Aunque criado en el pragmatismo soy hijo de mi tiempo. Siento esa urgencia posmoderna de que cada instante ha de ser productivo y el resto, significativo. Culpo tanto a Hollywood como a Twitter y a Spotify de la necesidad de marcar los acontecimientos clave con hitos de fuego. Esta escena de película, este párrafo de libro, esta puesta de sol, este verso me recuerda el olor de tu pelo aquel día que me mandaste a la mierda. Y que todo ocurra, realismo mágico mediante, en el momento adecuado, sin que sepas cómo: "cuando ocurra, lo sabrás". No, señores, no. Esta ansia no se corresponde con mi realidad. Yo he vivido mis 44 años como el conductor borracho que solo se entera del accidente cuando despierta en el hospital y entre la policía y su fragmentada memoria reconstruyen los hechos.
Así, obviamente, llegó abril pasado, mes en que en mi humilde hogar cantamos ¡Vástago! A mí me pilló en bragas. A la santa madre no, de nuevo por motivos obvios. Con el crío en brazos, aunque solo fui consciente después, ya pensaba si no me estaría perdiendo algo. Este momento, ¿cómo lo recordaré? (como si fuera necesario algo más, jodíos posmodernos).

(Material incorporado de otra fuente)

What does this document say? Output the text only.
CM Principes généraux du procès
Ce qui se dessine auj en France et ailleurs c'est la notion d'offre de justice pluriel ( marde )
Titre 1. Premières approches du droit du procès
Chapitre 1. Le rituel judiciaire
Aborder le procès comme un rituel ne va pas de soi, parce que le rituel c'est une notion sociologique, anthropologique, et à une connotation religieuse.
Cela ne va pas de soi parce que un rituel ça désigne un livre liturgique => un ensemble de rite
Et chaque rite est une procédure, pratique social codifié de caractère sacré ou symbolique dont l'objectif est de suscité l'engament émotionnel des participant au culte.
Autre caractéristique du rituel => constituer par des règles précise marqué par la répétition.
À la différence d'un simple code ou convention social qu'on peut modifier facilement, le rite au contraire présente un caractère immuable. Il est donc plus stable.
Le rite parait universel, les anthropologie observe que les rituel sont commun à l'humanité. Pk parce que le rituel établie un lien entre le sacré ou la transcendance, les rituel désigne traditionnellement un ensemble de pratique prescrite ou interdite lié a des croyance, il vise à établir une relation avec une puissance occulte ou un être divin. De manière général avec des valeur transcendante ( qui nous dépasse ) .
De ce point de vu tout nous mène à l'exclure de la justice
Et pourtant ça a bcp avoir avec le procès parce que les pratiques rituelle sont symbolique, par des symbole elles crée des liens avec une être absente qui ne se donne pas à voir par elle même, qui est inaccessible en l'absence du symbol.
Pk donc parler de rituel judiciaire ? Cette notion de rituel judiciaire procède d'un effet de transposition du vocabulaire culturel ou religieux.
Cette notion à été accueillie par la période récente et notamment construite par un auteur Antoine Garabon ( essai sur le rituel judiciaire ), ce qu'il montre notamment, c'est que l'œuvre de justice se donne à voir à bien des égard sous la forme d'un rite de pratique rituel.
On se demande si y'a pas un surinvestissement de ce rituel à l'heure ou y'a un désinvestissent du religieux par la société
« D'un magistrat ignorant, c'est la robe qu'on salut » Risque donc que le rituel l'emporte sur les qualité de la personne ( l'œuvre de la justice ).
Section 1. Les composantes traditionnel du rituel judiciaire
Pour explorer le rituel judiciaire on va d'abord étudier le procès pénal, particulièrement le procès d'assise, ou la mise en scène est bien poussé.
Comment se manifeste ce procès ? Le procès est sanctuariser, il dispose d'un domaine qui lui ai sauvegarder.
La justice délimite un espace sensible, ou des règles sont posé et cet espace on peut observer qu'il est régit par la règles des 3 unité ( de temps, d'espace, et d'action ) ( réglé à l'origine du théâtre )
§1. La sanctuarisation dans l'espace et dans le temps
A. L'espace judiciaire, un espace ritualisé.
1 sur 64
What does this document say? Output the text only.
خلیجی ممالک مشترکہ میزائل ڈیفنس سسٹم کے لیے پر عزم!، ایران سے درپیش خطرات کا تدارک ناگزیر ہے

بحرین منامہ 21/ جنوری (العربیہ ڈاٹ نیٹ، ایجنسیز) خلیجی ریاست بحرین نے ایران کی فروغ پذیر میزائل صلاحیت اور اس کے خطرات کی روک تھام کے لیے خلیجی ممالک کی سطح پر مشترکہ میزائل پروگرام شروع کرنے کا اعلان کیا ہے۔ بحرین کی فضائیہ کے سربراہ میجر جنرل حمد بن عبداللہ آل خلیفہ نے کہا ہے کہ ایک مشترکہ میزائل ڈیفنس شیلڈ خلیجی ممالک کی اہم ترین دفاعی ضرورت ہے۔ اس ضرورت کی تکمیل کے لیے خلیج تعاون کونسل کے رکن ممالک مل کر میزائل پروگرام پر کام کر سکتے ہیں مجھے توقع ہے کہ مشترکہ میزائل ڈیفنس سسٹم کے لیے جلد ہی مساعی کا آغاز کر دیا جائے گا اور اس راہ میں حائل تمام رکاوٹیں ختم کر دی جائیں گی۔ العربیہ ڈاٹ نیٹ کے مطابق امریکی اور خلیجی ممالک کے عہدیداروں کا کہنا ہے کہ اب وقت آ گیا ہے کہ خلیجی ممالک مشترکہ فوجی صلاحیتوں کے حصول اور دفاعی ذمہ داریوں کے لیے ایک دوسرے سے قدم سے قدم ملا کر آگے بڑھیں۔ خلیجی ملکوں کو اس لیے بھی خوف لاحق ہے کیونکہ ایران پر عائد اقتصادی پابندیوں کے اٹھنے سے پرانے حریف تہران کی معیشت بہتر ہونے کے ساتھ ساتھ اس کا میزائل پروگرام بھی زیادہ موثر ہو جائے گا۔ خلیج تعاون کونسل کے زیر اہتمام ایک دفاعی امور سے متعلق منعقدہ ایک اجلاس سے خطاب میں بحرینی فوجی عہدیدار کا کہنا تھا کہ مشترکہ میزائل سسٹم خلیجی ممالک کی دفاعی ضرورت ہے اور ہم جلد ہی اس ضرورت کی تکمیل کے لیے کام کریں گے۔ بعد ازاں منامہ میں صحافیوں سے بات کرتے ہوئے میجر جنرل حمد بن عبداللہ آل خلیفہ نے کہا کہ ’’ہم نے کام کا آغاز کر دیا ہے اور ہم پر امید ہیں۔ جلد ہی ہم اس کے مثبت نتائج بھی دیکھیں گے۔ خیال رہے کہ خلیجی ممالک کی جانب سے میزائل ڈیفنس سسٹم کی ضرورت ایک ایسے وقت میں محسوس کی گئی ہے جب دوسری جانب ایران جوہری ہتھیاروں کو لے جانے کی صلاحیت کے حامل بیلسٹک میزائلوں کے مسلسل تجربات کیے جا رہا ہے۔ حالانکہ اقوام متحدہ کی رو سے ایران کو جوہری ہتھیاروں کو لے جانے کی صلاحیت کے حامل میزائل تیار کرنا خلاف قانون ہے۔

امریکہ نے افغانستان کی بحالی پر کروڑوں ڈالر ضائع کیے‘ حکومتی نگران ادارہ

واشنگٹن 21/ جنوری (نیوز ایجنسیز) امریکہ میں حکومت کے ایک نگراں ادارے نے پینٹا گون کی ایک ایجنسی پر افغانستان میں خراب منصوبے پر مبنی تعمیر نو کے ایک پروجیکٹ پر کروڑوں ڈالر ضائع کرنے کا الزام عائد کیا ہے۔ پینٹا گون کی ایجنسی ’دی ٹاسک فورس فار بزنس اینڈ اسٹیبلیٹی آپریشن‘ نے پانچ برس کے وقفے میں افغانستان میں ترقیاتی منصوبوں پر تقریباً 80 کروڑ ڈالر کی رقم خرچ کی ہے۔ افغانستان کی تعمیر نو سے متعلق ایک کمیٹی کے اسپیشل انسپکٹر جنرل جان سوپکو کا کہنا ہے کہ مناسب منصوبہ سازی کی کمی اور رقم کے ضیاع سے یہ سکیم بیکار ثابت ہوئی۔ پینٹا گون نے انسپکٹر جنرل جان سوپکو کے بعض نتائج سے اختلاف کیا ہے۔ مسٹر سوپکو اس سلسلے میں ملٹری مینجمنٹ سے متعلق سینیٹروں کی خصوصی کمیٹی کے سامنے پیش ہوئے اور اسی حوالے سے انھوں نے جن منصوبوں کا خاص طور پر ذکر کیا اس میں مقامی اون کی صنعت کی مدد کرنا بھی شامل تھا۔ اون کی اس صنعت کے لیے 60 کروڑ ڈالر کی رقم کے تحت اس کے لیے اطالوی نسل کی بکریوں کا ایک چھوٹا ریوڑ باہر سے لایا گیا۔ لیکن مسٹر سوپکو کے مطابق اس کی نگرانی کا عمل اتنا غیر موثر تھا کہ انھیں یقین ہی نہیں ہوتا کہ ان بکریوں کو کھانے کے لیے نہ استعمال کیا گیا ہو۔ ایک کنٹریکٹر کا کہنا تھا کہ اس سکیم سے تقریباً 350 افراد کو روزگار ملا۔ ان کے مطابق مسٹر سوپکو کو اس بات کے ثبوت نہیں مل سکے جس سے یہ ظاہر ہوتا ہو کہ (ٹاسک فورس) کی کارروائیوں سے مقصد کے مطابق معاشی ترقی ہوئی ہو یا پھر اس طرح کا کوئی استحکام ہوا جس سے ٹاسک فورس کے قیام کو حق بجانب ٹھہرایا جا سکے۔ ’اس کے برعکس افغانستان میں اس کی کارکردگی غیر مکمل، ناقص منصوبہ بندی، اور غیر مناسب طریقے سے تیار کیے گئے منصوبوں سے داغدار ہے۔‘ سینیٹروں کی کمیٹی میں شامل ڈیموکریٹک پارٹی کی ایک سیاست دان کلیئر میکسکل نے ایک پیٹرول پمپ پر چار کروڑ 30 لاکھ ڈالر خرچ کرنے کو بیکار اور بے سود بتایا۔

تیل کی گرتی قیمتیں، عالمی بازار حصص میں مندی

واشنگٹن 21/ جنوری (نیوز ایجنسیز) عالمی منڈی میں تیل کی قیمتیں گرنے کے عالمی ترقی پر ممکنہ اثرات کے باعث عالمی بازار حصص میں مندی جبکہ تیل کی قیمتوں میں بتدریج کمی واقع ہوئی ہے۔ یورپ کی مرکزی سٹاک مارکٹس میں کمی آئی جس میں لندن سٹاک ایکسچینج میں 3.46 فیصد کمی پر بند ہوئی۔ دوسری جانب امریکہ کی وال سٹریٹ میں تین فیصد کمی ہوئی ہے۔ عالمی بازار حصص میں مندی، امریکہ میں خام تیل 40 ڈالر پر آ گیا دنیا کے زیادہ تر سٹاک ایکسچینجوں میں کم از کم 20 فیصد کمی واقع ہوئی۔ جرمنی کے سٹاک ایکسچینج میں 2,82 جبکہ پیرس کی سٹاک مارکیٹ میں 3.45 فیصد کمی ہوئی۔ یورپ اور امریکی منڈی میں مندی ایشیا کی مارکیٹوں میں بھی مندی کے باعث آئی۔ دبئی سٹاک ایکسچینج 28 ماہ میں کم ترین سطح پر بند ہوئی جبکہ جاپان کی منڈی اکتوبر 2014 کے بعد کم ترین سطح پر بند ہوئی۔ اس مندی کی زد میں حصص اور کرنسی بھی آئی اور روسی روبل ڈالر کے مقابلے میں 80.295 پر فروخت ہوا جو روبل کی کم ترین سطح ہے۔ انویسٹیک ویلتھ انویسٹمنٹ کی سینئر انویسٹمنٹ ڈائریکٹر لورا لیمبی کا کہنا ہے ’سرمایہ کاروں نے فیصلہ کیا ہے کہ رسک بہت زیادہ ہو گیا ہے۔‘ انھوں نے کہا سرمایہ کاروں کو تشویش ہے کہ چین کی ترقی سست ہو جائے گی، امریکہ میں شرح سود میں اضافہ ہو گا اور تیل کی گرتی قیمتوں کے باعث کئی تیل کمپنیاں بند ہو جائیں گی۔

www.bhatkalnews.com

Y sin embargo un milagro ocurrió. Una amiga, con apellido de santo, escribió un whatsapp para felicitarnos: "Justo cuando recibí la noticia estaba escuchando esta canción, y me pareció que era perfecta para ese niño que acaba de nacer". Porque a los enemigos hay que tenerlos cerca, pero a los buenos amigos no hay que soltarlos jamás. Una canción fresca, ligera, como un recién nacido en Barcelona (català y ukelele) al que crees, esperas, que nada, nunca le va a ir mal. Una letra que puede significar mil cosas, entre ellas justo la que tú necesitas ( Vols gelat de menta? Les finestres semblen de paper mullat). Y la certeza de que esta sensación de posmodernidad no me abandonará jamás. No al menos mientras llore de emoción cada vez que escucho Bicicletes, de Blaumut.